The problem is as follows:

The diagram from below shows a grid of $6\times 6$. How many different ways can you get from $A$ to $B$ without going through any of the highlighted points? The alternatives given are as follows:

$\begin{array}{ll} 1.&\textrm{265 ways}\\ 2.&\textrm{365 ways}\\ 3.&\textrm{395 ways}\\ 4.&\textrm{405 ways}\\ \end{array}$

Does there exist a way to simplify this problem? How exactly can I find the method to solve this? There isn't any indication of which sort of path should be taken. Hence there could be tons of ways and I'm stuck on it. Can someone help me here? It would help a lot to me to **include** some sort of diagram or **drawing to justify** a reasonable method to solve this.

#### Chemist116

The answer to this question, according to my book, is $365$. However, I have not any idea how the author got to this answer. Can someone explain this please? Help!

#### skeeter

Math Team
I worked out two grids ... the one on the right has no barriers, the one on the left has the three barriers marked.
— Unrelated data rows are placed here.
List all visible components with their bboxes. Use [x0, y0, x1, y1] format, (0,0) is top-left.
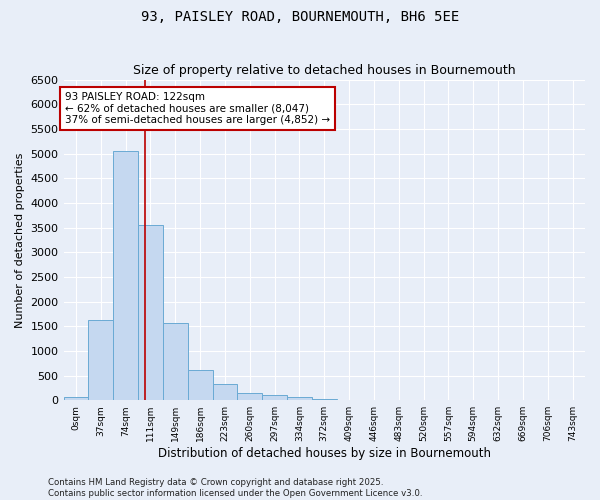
- Text: Contains HM Land Registry data © Crown copyright and database right 2025.
Contai: Contains HM Land Registry data © Crown c…: [48, 478, 422, 498]
- Bar: [262, 395, 287, 400]
- Bar: [287, 397, 312, 400]
- Bar: [188, 370, 212, 400]
- Text: 93, PAISLEY ROAD, BOURNEMOUTH, BH6 5EE: 93, PAISLEY ROAD, BOURNEMOUTH, BH6 5EE: [141, 10, 459, 24]
- Bar: [212, 384, 238, 400]
- Bar: [238, 393, 262, 400]
- Bar: [64, 397, 88, 400]
- Bar: [113, 151, 138, 400]
- Y-axis label: Number of detached properties: Number of detached properties: [15, 152, 25, 328]
- Bar: [88, 320, 113, 400]
- Bar: [163, 324, 188, 400]
- Bar: [312, 398, 337, 400]
- Title: Size of property relative to detached houses in Bournemouth: Size of property relative to detached ho…: [133, 64, 515, 77]
- Bar: [138, 224, 163, 400]
- Text: 93 PAISLEY ROAD: 122sqm
← 62% of detached houses are smaller (8,047)
37% of semi: 93 PAISLEY ROAD: 122sqm ← 62% of detache…: [65, 92, 330, 125]
- X-axis label: Distribution of detached houses by size in Bournemouth: Distribution of detached houses by size …: [158, 447, 491, 460]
Each number at a lattice point is the number of paths from that point to point B.

Note the grid with no barriers has Pascal's Triangle starting at the lower right, which means the total number of paths is $$\displaystyle \binom{12}{6}$$

Only problem is, I came up with 366 paths from A to B on the grid with the barriers. I believe there is a way to do this one with combinations, also ... I just haven't figured it out yet. Forum Staff

Math Team
right and down

#### mrtwhs

I think you need inclusion-exclusion.

$\binom{12}{6}-\binom{6}{2}\binom{6}{2}-\binom{5}{1}\binom{7}{2}-\binom{9}{4}\binom{3}{1}+0+\binom{6}{2}\binom{3}{1}\binom{3}{1}+\binom{5}{1}\binom{3}{1}-0=366$

However I think there is something tricky about the two points in a vertical line. That is, I think the path from A to B through those two points somehow gets double counted which would make the answer 365.

• Chemist116 and skeeter

#### skipjack

Forum Staff
right and down
Using that rule, there are 366 ways and the book is incorrect.

• Chemist116

#### Chemist116

I think you need inclusion-exclusion.

$\binom{12}{6}-\binom{6}{2}\binom{6}{2}-\binom{5}{1}\binom{7}{2}-\binom{9}{4}\binom{3}{1}+0+\binom{6}{2}\binom{3}{1}\binom{3}{1}+\binom{5}{1}\binom{3}{1}-0=366$

However I think there is something tricky about the two points in a vertical line. That is, I think the path from A to B through those two points somehow gets double counted which would make the answer 365.
I've been having a hard time trying to understand binomials. Perhaps can you explain me the inclusion exclusion principle and where do those binomials comes from and why?.

Although I understand how to work with Pascal approach, this thing with binomials is the approach which I would like to learn. So far I recall that binomials do not regard the order and not allow repetitions. Am I right with this?.

#### Chemist116

Using that rule, there are 366 ways and the book is incorrect.
I also agree that the answer should be $366$ unless the author didn't took into consideration one of the ends, which doesn't make much sense to me.